Correlation of the type of organism isolated from the CSF and/or blood in recurrent meningitis and the site of anatomical defect has been described.[9] There is a predisposition of S. pneumoniae in patients with intracranial encephalocoeles. The isolation of S. pneumoniae from the CSF and blood on two occasions in our patient prompted the review of the CT scan, which led to the diagnosis of the persistent craniopharyngeal duct.

There are different approaches to the repair of a craniopharyngeal duct that include transcranial, transoral–transpalatal and transsphenoidal endoscopic, with some controversy existing regarding the choice of approach.[5] Our patient was treated with transsphenoidal endoscopic approach with good outcome.

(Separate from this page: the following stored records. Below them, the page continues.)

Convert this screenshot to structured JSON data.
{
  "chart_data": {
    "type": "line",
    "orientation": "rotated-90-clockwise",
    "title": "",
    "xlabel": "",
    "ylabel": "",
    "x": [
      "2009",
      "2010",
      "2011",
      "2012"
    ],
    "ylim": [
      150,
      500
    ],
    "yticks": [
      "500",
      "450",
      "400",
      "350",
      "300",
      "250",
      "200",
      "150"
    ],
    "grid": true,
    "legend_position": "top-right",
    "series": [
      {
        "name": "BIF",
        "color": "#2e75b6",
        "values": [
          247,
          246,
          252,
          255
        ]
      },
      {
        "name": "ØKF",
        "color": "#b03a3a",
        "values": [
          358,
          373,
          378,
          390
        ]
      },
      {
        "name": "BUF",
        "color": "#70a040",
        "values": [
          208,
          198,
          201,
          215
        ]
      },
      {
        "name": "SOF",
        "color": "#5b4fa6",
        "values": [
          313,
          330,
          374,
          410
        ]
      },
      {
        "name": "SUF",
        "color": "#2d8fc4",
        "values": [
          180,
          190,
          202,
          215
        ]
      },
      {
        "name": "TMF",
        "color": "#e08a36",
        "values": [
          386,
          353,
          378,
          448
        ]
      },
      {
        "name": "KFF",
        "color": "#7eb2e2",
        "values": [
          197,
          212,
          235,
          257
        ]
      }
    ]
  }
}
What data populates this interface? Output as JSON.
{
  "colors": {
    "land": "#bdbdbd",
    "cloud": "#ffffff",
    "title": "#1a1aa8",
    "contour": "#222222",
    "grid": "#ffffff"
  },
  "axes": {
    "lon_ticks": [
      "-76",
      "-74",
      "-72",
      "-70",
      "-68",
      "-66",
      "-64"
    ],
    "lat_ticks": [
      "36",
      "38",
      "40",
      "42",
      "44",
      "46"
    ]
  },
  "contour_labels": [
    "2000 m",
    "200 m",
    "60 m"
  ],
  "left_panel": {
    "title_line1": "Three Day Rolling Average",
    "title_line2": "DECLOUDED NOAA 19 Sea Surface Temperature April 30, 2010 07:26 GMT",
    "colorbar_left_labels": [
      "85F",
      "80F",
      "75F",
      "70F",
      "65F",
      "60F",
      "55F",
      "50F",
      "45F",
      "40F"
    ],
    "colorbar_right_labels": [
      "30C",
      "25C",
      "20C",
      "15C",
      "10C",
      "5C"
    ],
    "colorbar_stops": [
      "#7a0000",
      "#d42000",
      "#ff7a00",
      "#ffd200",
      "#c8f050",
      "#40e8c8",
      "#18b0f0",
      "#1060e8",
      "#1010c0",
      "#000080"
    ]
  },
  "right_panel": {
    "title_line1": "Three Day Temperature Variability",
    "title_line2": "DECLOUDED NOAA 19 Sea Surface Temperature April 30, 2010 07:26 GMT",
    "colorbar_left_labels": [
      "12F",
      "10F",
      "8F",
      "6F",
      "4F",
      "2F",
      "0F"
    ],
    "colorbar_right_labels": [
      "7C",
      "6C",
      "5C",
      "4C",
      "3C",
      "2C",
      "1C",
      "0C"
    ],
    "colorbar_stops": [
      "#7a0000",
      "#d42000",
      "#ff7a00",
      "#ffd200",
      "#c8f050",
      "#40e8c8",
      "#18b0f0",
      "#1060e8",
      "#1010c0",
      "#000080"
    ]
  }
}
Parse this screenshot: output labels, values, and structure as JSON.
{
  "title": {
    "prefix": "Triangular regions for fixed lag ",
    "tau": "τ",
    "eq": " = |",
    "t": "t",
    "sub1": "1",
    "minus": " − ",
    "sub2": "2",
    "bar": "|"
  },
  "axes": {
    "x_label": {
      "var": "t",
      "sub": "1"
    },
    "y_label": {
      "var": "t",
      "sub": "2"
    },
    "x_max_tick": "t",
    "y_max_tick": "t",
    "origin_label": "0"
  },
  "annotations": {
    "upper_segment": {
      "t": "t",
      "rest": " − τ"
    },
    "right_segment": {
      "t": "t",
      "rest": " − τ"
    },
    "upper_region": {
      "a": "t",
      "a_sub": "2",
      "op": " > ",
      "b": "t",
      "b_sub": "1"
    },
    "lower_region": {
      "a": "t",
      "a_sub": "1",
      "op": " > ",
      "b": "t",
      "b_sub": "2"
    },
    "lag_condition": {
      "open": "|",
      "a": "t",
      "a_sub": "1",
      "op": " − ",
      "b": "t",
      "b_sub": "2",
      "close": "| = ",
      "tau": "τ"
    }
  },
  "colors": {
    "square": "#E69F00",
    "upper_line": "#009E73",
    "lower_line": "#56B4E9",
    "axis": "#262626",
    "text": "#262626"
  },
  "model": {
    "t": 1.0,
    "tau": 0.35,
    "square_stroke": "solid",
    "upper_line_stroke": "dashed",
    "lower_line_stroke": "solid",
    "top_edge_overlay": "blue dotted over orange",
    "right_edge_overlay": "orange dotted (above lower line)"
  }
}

The skull base is a “review area” in imaging of patient with intracranial infection, particularly in cases of recurrent meningitis, in order to exclude underlying defects such as a persistent craniopharyngeal duct.

In recurrent meningitis, the isolation of S. pneumoniae may point towards the presence of such a defect.

High-resolution CT scan of the head with reconstruction in bone algorithm can identify a persistent craniopahryngeal duct, and an MRI is necessary to gather important information such as position of the pituitary and presence/absence of associated neoplasms.

A useful classification system of craniopahryngeal canals based on qualitative and quantitative criteria has been described.

Although controversy exists regarding the surgical approach, our case describes successful treatment using an endoscopic transsphenoidal approach.